Bon, maintenant je t’explique un peu mieux de quoi il retourne. On a affaire à un jeu d’aventure en point and click, c’est à dire qu’il est jouable uniquement à la souris, et que, dans des décors en 2D, il suffit de cliquer sur ce que l’on voit à l’écran pour jouer. Et justement, il va falloir cliquer pour aider un petit robot, Joseph, à avancer dans son périple. Dans des décors de toute beauté, on le fait évoluer dans un monde de petits robots, empreint de poésie. Chaque écran de jeu fourmille de détail, et est particulièrement soigné, retranscrivant avec soin un univers mécanique, fait de récup’ et de ferraille. Et je te préviens tout de suite, pas d’humain à l’horizon !

machinarium_plazaJe te l’avais bien dit, que c’était très bien fait visuellement.

Oui mais alors, quel est le but du jeu ? C’est simple, tu progresses dans le scénario (très simple, mais bien amené) en résolvant des énigmes et autres casse-tête. Ça va du triturage de manivelle assez simple à une partie de morpion bien plus compliquée et prise de tête, en passant par quelques analyses de situations pour savoir quoi faire, et quand…on a vraiment de quoi s’occuper, puisque les énigmes s’enchainent assez rapidement, sans que trop d’aller-retour lourdingues dans les décors soient nécessaires.

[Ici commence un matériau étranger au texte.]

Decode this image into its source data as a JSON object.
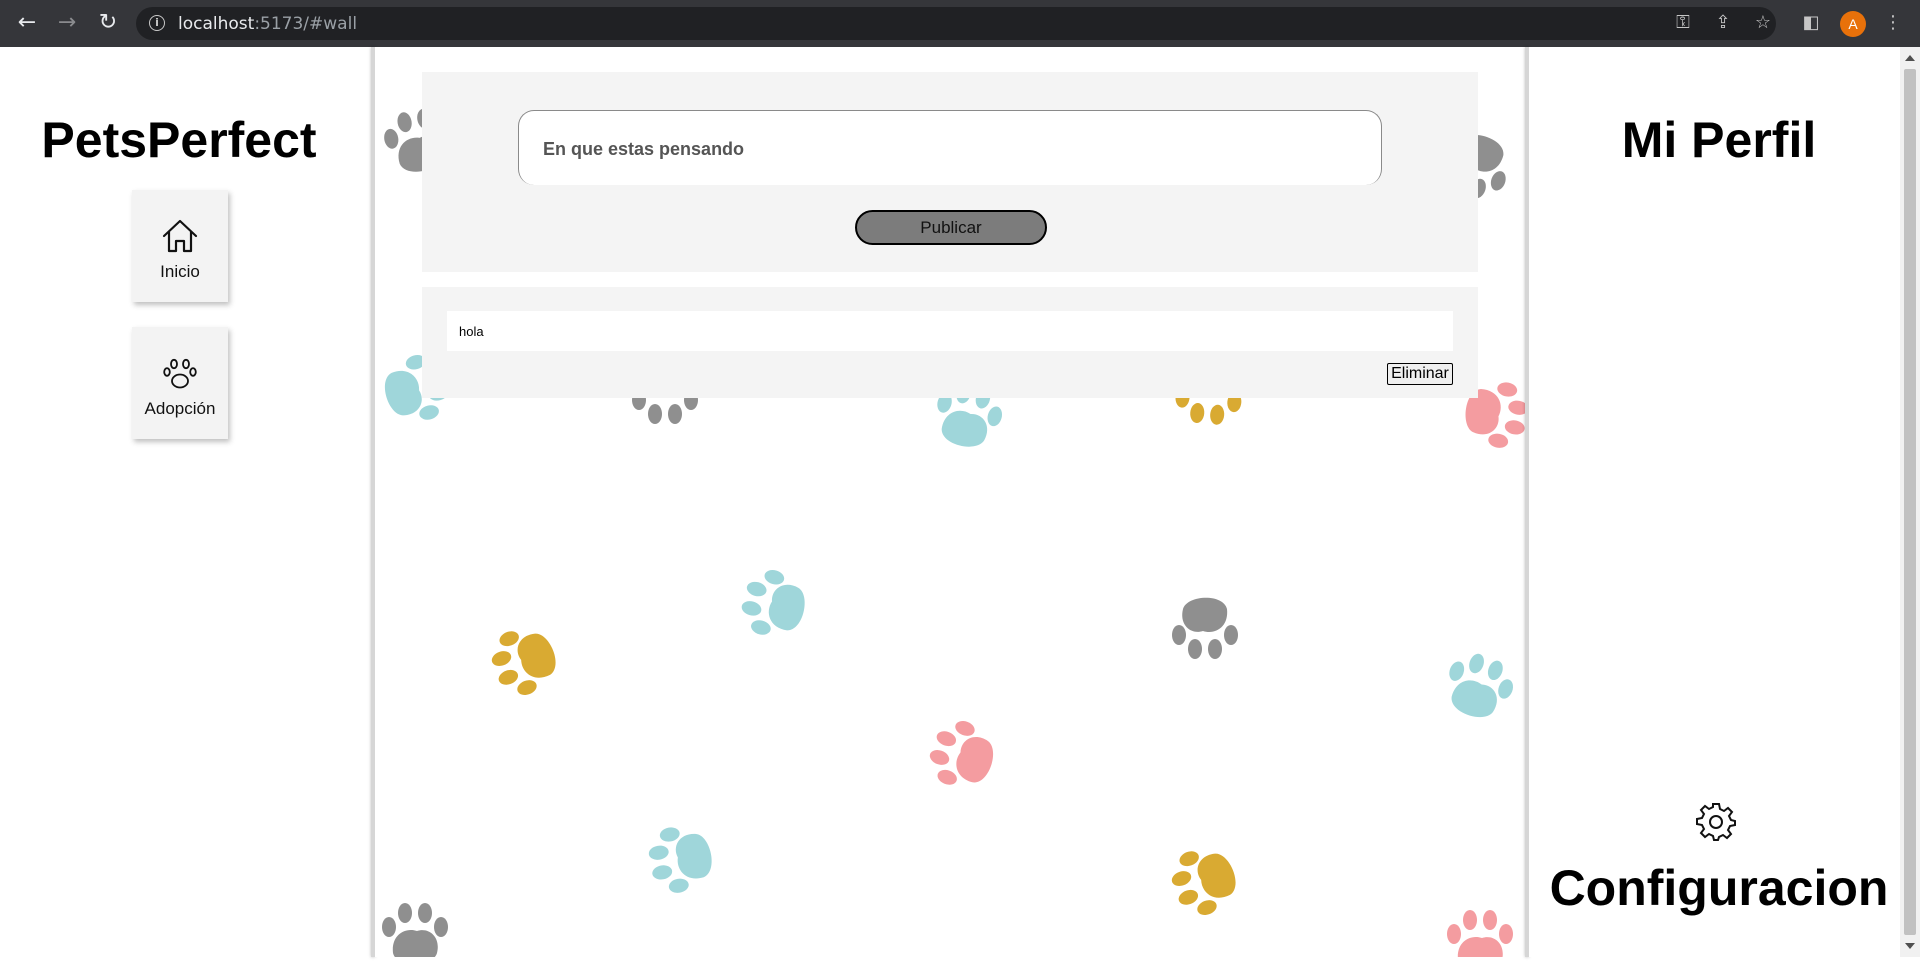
{
  "browser": {
    "url_host": "localhost",
    "url_rest": ":5173/#wall"
  },
  "left": {
    "brand": "PetsPerfect",
    "nav": [
      {
        "label": "Inicio",
        "icon": "home-icon"
      },
      {
        "label": "Adopción",
        "icon": "paw-icon"
      }
    ]
  },
  "composer": {
    "placeholder": "En que estas pensando",
    "publish_label": "Publicar"
  },
  "posts": [
    {
      "text": "hola",
      "delete_label": "Eliminar"
    }
  ],
  "right": {
    "profile_title": "Mi Perfil",
    "settings_label": "Configuracion",
    "settings_icon": "gear-icon"
  },
  "colors": {
    "paw_gray": "#8f8f8f",
    "paw_teal": "#9fd6da",
    "paw_gold": "#d9aa32",
    "paw_pink": "#f49ca0",
    "button_fill": "#7c7c7c",
    "card_bg": "#f4f4f4"
  }
}
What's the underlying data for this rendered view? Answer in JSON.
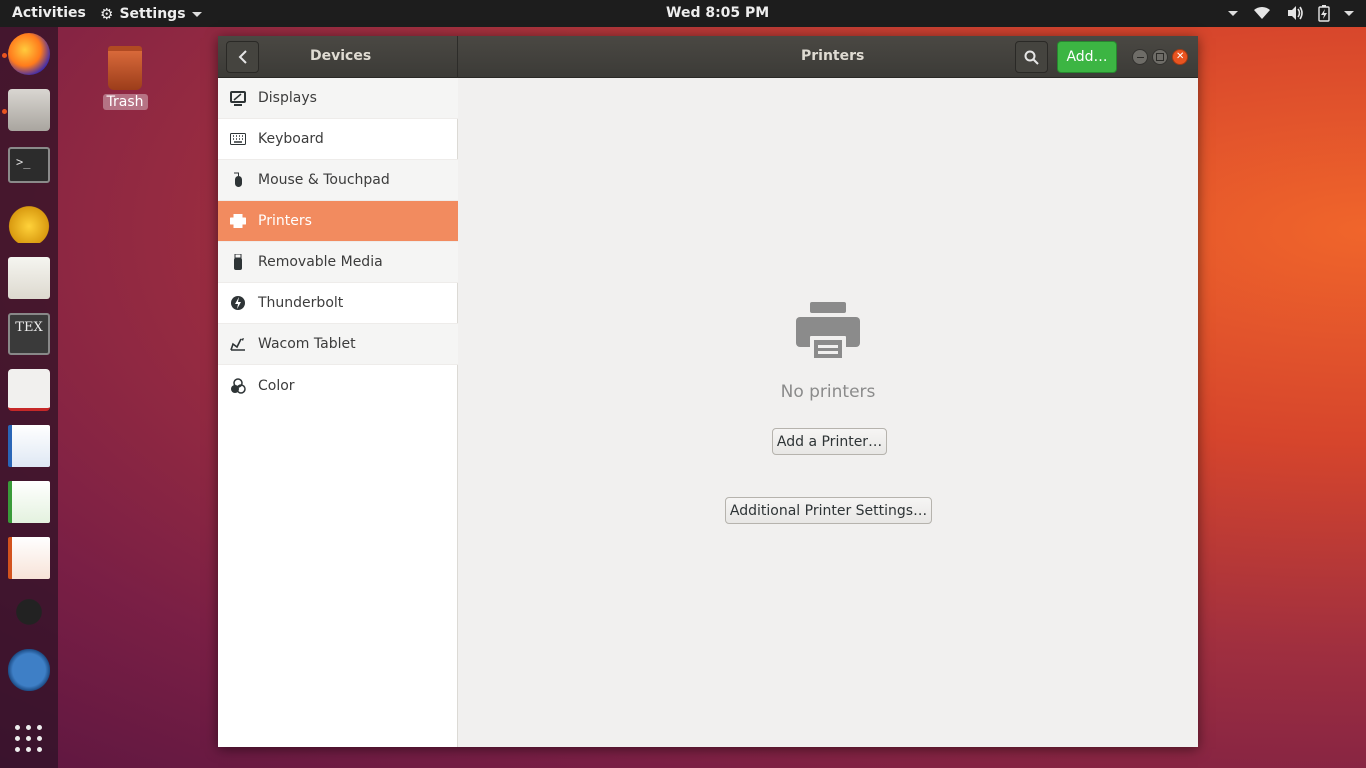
{
  "topbar": {
    "activities": "Activities",
    "app_menu": "Settings",
    "clock": "Wed  8:05 PM"
  },
  "desktop": {
    "trash_label": "Trash"
  },
  "dock": {
    "apps": [
      "firefox",
      "files",
      "terminal",
      "teapot-app",
      "text-editor",
      "texmaker",
      "document-viewer",
      "writer",
      "calc",
      "impress",
      "inkscape",
      "pencil-app"
    ]
  },
  "window": {
    "sidebar_title": "Devices",
    "panel_title": "Printers",
    "add_label": "Add…",
    "sidebar": {
      "items": [
        {
          "label": "Displays",
          "icon": "display-icon"
        },
        {
          "label": "Keyboard",
          "icon": "keyboard-icon"
        },
        {
          "label": "Mouse & Touchpad",
          "icon": "mouse-icon"
        },
        {
          "label": "Printers",
          "icon": "printer-icon",
          "active": true
        },
        {
          "label": "Removable Media",
          "icon": "usb-icon"
        },
        {
          "label": "Thunderbolt",
          "icon": "thunderbolt-icon"
        },
        {
          "label": "Wacom Tablet",
          "icon": "tablet-icon"
        },
        {
          "label": "Color",
          "icon": "color-icon"
        }
      ]
    },
    "content": {
      "empty_text": "No printers",
      "add_printer_button": "Add a Printer…",
      "additional_settings_button": "Additional Printer Settings…"
    }
  },
  "colors": {
    "accent": "#f28b5f",
    "add_button": "#3cb543",
    "close_button": "#e95420"
  }
}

En parlant des déplacements de notre petit robot, on ne peut pas dire que ce soit du rapide, mais c’est aussi le propre de ce genre de jeu d’avoir un aspect plus contemplatif. Il dispose néanmoins de quelques mouvements sortants de l’ordinaire, puisqu’il est capable de s’étirer ou de rétrécir comme un accordéon, pour atteindre certains endroits où il ne peut pas aller en temps normal. (ça fait sexouel, cette phrase…). Bref, c’est un petit point, certes, mais original ! Notre robot ramasse également quelques objets dont il aura plus tard besoin pour résoudre certaines énigmes. Il ouvre alors sa tête pour les mettre à l’intérieur : mignon !

Je ne peux terminer mon petit test sans prétention sans te parler de la durée de vie du jeu : je l’ai pour ma part fini en cinq heures environ, ce qui est devenu la norme pour ce type de jeu indépendant et peu onéreux. Je pense que si tu n’es pas un habitué du genre (aventure-réflexion) tu peux rajouter quelques heures à cette durée.

Oh, et j’ajouterai encore que ce n’est pas seulement l’aspect visuel qui a été particulièrement soigné ; la musique, en parfaite harmonie avec la thématique abordée et les décors, est très originale et apporte un fond sonore agréable et inhabituel. De plus, la bande-originale est incluse lors du téléchargement du jeu (en mp3).

En conclusion : un « petit » jeu très agréable sur PC, soigné jusque dans ses moindres détails, et disposant d’énigmes originales et sympathiques, qui nous tiendront en haleine quelques heures, à un prix abordable. (Dois-je rappeler qu’un jeu sur console de salon coûte maintenant en moyenne 65 euros ?)

Note : les menus du jeu sont en anglais, mais il n’y a aucun dialogue ni écrit PENDANT le jeu, tout est expliqué par schémas ou images, de manière très compréhensible.